Teenage Crushes Don’t Equal Consent: Understanding Power Imbalance Between Younger Girls and Older Men BY BLOGGER BOLUWAITFE

Most people can relate to having a silly crush when they were younger, especially while going through puberty; maybe on a much older cousin, a friendly neighbor, or a teacher who smiled nicely. It’s a normal part of growing up. Teenagers often admire older people because of maturity, confidence, or the attention they receive.

But here is the truth society needs to say louder: A teenage girl’s crush NEVER gives an adult man the right, permission, or excuse to act on it. Not emotionally. Not romantically. Not sexually. Not in any way. Society needs to realize that most of the ladies in question are just discovering their feelings and they don’t even know what they want yet.

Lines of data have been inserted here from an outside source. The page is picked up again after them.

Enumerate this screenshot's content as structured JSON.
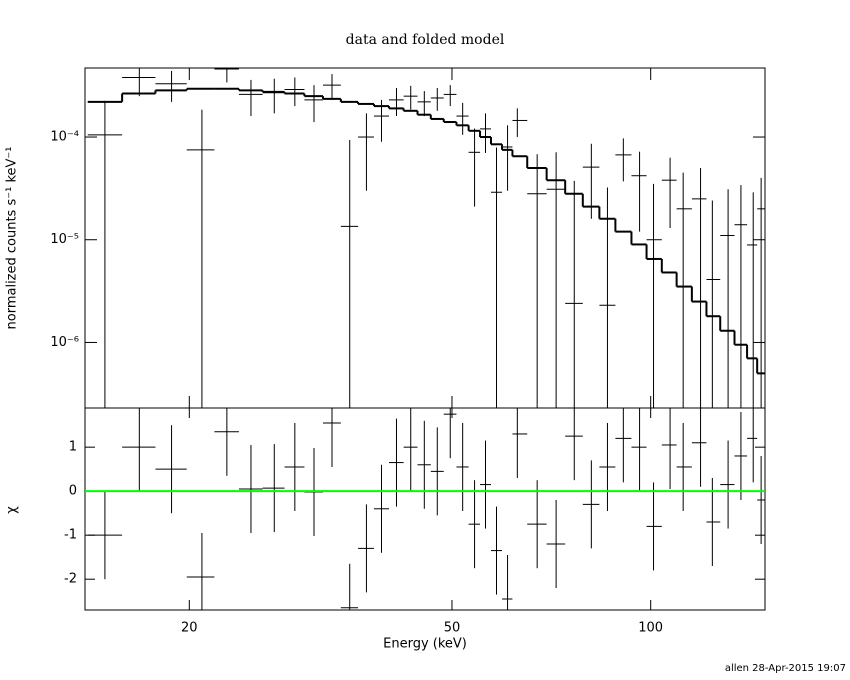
{
  "title": "data and folded model",
  "footer": "allen 28-Apr-2015 19:07",
  "chart_data": [
    {
      "type": "spectrum",
      "ylabel": "normalized counts s⁻¹ keV⁻¹",
      "log_x": true,
      "log_y": true,
      "xlim": [
        13.9,
        149
      ],
      "ylim": [
        2.3e-07,
        0.00047
      ],
      "yticks": [
        {
          "value": 0.0001,
          "label": "10⁻⁴"
        },
        {
          "value": 1e-05,
          "label": "10⁻⁵"
        },
        {
          "value": 1e-06,
          "label": "10⁻⁶"
        }
      ],
      "x": [
        14.9,
        16.8,
        18.8,
        20.9,
        22.8,
        24.8,
        26.9,
        28.9,
        30.9,
        32.9,
        35.0,
        37.1,
        39.1,
        41.2,
        43.3,
        45.4,
        47.5,
        49.7,
        51.9,
        54.1,
        56.2,
        58.4,
        60.7,
        62.8,
        67.3,
        71.9,
        76.6,
        81.3,
        86.0,
        90.9,
        96.2,
        101,
        107,
        112,
        119,
        124,
        131,
        137,
        143,
        147
      ],
      "data": {
        "color": "#000000",
        "values": [
          0.000105,
          0.00038,
          0.00033,
          7.5e-05,
          0.00046,
          0.00026,
          0.00027,
          0.00029,
          0.00023,
          0.00032,
          1.35e-05,
          0.0001,
          0.00016,
          0.00023,
          0.00025,
          0.00022,
          0.00024,
          0.00026,
          0.00016,
          7.1e-05,
          0.00012,
          2.9e-05,
          8e-05,
          0.000145,
          2.8e-05,
          3.1e-05,
          2.4e-06,
          5.1e-05,
          2.3e-06,
          6.7e-05,
          4.2e-05,
          1e-05,
          3.8e-05,
          2e-05,
          2.5e-05,
          4.1e-06,
          1.1e-05,
          1.4e-05,
          8.9e-06,
          2e-05
        ],
        "errors": [
          0.00012,
          0.00013,
          0.00011,
          0.00011,
          0.00012,
          0.0001,
          0.0001,
          9e-05,
          9e-05,
          9e-05,
          8e-05,
          7e-05,
          7e-05,
          7e-05,
          6.5e-05,
          6e-05,
          6e-05,
          6e-05,
          5.5e-05,
          5e-05,
          5e-05,
          5e-05,
          5e-05,
          4.5e-05,
          4e-05,
          4e-05,
          3.5e-05,
          3.5e-05,
          3e-05,
          3e-05,
          3e-05,
          2.5e-05,
          2.5e-05,
          2.5e-05,
          2.5e-05,
          2e-05,
          2e-05,
          2e-05,
          2e-05,
          2e-05
        ]
      },
      "model": {
        "color": "#000000",
        "values": [
          0.00022,
          0.000265,
          0.000285,
          0.000295,
          0.000295,
          0.000285,
          0.000275,
          0.000265,
          0.00025,
          0.000235,
          0.00022,
          0.00021,
          0.0002,
          0.00019,
          0.00018,
          0.000165,
          0.00015,
          0.00014,
          0.00013,
          0.000115,
          0.0001,
          8.5e-05,
          7.5e-05,
          6.5e-05,
          5e-05,
          3.8e-05,
          2.8e-05,
          2.1e-05,
          1.6e-05,
          1.2e-05,
          9e-06,
          6.5e-06,
          4.8e-06,
          3.5e-06,
          2.5e-06,
          1.8e-06,
          1.3e-06,
          9.5e-07,
          7e-07,
          5e-07
        ]
      }
    },
    {
      "type": "residuals",
      "xlabel": "Energy (keV)",
      "ylabel": "χ",
      "xticks": [
        20,
        50,
        100
      ],
      "ylim": [
        -2.7,
        1.89
      ],
      "yticks": [
        -2,
        -1,
        0,
        1
      ],
      "zero_line_color": "#00ff00",
      "color": "#000000",
      "yerr": 1,
      "values": [
        -1.0,
        1.0,
        0.5,
        -1.95,
        1.35,
        0.05,
        0.07,
        0.55,
        -0.02,
        1.55,
        -2.65,
        -1.3,
        -0.4,
        0.65,
        1.0,
        0.6,
        0.45,
        1.75,
        0.55,
        -0.75,
        0.15,
        -1.35,
        -2.45,
        1.3,
        -0.75,
        -1.2,
        1.25,
        -0.3,
        0.55,
        1.2,
        1.0,
        -0.8,
        1.05,
        0.55,
        1.1,
        -0.7,
        0.15,
        0.8,
        1.2,
        -0.2
      ]
    }
  ]
}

Teenagers, especially girls often experience early admiration or attraction to older figures. It can happen for many reasons:

The older person may seem confident and accomplished.

They may offer attention, advice, or kindness.

The teen may confuse admiration with romantic interest, and jormones, curiosity, and early maturity can create these intense emotions.

None of these emotions mean the teenager wants or understands  a real relationship. I’ve heard cases of adult men claiming the lady in question came on to them first, thereby prompting them to act!! Teenage crushes are emotional, surface-level, and based on limited life experience. Adults, on the other hand, have full cognitive maturity. They understand consequences, manipulation, power, and sex. That difference alone places the responsibility firmly on the adult.

Even if a girl looks “mature,” dresses older, speaks confidently, or “acts grown,” that does not mean she’s grown, she is still developing emotionally, mentally, and psychologically.This imbalance means she cannot fully understand or consent, while the adult fully can. That is why the law, psychology, and basic morality agree that the adult holds 100% of the responsibility. Always.

A teenager liking someone is not an invitation.

It does not make her responsible.

It does not make her mature enough.

It does not make the situation equal.

Children often “like” cartoon characters, celebrities, teachers, and uncles, that doesn’t mean they understand relationships or consent.

Adults who act on a minor’s crush are not responding to love; they are abusing their power, taking advantage of naivety, and violating trust.

A responsible adult should immediately recognize a teen’s crush and gently but firmly maintain boundaries. This includes:

Avoiding private or intimate conversations

Avoiding compliments that can confuse the child

Not giving special attention

Keeping interactions respectful but distant

Refusing to entertain flirtation

Speaking to guardians when necessary

A mature adult understands that children’s feelings are not a green light. They are a signal to step back.

In many African societies, older men flirting with teenagers is still treated as “normal” or “not that deep.” Older men call young girls “their wives”. Some people even blame young girls for “dressing grown” or “acting mature.”

But here’s the truth society must accept:

A minor can NEVER be responsible for an adult’s behavior.

Not by dressing.

Not by talking.

Not by walking.

Not by having a crush.

Not by being friendly.

Not by being curious.

Communities must stop protecting adults at the expense of children’s safety.

A teenage girl’s crush is not consent.

It is not permission.

It is not maturity.

It is not a signal.

It is simply a normal part of adolescence, and a responsible adult will stay FAR away and maintain clear boundaries.

For a safer society, we must teach two things loudly:

Teenagers deserve protection. Adults must act responsibly. Power imbalance is not love, it is danger.